Fuori regnavano di nuovo tenebre e silenzio. Dentro, la luce era accesa e la Warren era ancora sconvolta. Da tempo la scienziata aveva avuto dalla sua prestigio, sicurezza e autorità, e adesso non si capacitava che potessero attentare alla sua vita, e che ad attentarvi fossero dei campioni biologici, come lei li chiamava.

— Che stupida — disse, con un tremito nella voce. — Non riuscivo a credere che ci fosse davvero pericolo. Sono proprio una vecchia stupida a considerare queste cose orrende soltanto come oggetti di studio!

— Sono qualcosa di peggio — le disse Lane. — Non li hanno mai scoperti, ma sono sicuro che hanno già ucciso altre persone.

— È spaventoso! — mormorò la Warren. — Per farmene un’idea devo pensare all’epidemia di idrofobia che è scoppiata tempo fa tra i pipistrelli nel Sud. Quella abbiamo potuto vincerla. Si sono prese delle misure, la gente è stata avvertita, ma adesso…

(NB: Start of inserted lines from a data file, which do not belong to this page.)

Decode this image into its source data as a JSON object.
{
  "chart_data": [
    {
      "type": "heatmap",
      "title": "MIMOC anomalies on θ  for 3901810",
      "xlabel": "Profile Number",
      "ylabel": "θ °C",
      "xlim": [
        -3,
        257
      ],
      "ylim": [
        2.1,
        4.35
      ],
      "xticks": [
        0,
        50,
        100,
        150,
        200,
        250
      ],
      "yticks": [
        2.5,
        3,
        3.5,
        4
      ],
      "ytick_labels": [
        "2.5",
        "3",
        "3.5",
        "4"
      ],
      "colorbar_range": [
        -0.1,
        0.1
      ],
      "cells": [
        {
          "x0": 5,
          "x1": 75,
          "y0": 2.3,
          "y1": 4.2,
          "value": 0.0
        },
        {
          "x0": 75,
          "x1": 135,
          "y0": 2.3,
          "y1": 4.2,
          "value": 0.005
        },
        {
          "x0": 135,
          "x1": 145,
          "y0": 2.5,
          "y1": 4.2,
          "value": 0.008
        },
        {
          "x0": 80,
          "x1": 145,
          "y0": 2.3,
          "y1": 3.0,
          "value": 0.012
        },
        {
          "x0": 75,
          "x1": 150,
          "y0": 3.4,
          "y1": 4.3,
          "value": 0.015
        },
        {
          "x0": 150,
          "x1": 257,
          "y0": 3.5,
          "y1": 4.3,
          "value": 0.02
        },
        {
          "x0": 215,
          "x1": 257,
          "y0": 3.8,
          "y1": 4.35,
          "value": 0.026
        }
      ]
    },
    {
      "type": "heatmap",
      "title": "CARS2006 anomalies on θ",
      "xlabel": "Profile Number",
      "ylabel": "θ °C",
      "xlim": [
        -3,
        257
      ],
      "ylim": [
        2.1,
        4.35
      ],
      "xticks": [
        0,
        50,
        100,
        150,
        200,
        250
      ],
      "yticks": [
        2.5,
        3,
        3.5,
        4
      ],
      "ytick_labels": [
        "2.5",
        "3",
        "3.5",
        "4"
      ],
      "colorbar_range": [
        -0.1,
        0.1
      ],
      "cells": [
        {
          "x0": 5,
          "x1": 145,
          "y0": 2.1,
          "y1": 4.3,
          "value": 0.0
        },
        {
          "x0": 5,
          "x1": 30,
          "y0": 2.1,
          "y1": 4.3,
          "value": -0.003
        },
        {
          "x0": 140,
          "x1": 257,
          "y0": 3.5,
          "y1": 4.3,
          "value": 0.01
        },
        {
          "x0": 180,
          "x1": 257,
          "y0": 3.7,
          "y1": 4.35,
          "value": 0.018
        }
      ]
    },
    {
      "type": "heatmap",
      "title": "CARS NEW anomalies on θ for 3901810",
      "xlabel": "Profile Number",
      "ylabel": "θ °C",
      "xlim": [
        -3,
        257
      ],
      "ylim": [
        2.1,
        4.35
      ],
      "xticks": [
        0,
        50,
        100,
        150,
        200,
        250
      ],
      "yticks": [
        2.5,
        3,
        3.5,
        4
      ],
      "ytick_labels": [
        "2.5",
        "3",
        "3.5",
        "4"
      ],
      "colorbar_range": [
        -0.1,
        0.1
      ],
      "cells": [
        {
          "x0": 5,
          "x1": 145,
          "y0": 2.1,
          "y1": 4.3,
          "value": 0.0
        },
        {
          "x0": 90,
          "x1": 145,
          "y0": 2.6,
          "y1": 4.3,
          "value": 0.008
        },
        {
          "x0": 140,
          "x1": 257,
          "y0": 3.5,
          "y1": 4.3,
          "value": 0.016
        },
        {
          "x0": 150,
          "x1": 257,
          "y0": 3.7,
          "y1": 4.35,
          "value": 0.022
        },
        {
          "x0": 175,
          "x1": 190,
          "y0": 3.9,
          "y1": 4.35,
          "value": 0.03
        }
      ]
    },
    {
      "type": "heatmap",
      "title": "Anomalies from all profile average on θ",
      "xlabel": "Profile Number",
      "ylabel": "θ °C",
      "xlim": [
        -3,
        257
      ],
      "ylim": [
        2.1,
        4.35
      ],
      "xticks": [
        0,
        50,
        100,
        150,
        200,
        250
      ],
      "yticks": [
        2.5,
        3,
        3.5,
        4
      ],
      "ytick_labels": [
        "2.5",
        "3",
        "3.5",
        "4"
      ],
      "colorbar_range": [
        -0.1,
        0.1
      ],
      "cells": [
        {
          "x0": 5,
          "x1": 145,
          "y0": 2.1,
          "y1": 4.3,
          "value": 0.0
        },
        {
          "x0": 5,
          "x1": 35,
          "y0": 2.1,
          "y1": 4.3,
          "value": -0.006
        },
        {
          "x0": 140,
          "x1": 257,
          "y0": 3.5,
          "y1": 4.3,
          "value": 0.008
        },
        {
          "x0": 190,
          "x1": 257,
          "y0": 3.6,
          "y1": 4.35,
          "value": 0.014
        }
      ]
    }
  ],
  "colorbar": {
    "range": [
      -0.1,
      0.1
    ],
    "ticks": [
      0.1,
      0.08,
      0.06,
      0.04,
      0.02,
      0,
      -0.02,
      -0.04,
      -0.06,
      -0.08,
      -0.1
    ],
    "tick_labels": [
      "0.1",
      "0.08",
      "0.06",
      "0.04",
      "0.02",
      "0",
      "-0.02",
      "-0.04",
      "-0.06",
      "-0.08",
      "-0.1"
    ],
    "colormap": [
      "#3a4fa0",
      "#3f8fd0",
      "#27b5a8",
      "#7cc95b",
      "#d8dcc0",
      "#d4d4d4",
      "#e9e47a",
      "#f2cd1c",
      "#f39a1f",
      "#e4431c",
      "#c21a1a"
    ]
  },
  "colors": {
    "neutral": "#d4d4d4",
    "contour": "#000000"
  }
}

— Già, adesso è un po’ diverso — commentò Lane. — Pipistrelli e idrofobia, si sapeva che cos’erano, e in quel caso è bastato dimostrarne la relazione. Ma adesso bisogna addirittura dimostrare che queste “cose” esistono. E la gente che non le ha mai conosciute non ci crederà tanto facilmente.

— A questo ci penso io — disse la Warren. — Vado a telefonare.

— Non credo che sarà tanto facile — osservò Lane. — Come ci arrivate a un telefono?

La Warren lo guardò a bocca aperta: — Come sarebbe? Voi credete che queste… queste “cose”, questi Gizmo insomma… — s’interruppe di colpo, con un brivido.

— Se non sono troppo intelligenti — disse Lane — probabilmente non avremo guai. A un certo punto si stancheranno di starsene lì fuori. Ma se sono intelligenti, preferisco non pensarci!

Si avvicinò al finestrino. Fuori, c’era soltanto la notte. Con la mano si fece schermo agli occhi per vedere meglio nel chiarore lunare. Le montagne spiccavano nel cielo pieno di stelle. Verso oriente e sul fondovalle si stendeva un velo di nebbia, chiara sotto la luna. Una pace profonda. Ma tendendo l’orecchio percepì un lieve sibilo, più leggero del ronzio di una zanzara. I Gizmo erano in attesa.

Distolse lo sguardo. La Warren lo fissò.

— Avete detto che hanno ucciso animali dappertutto, e forse, ormai, qualcuno ne ha già scoperto l’esistenza. Sentiamo la radio.

Lane girò la manopola: qualche scarica, le ultime note di una canzonetta, poi la voce dell’annunciatore:

— … Abbiamo trasmesso il programma per i ragazzi. Tra pochi istanti, il giornale radio…

Lane sospirò profondamente. La loro situazione, per fortuna, non era diventata generale. Si sedette. La pubblicità di una marca di fertilizzanti, detta con grande entusiasmo. E finalmente il giornale radio.

Si senti meglio, quando l’annunciatore cominciò con gli avvenimenti internazionali. Notizie rassicuranti perché avevano il primo posto, anche se inquietanti in sé, in quanto potevano distruggere la pace del mondo. Notiziario politico. Poi gli avvenimenti della giornata. In tutti gli Stati Uniti le stazioni radar segnalavano un numero straordinario di Gizmo. L’annunciatore spiegò che le tanto discusse apparizioni, connesse alle storie di dischi volanti, in realtà erano zone super-ionizzate dell’atmosfera.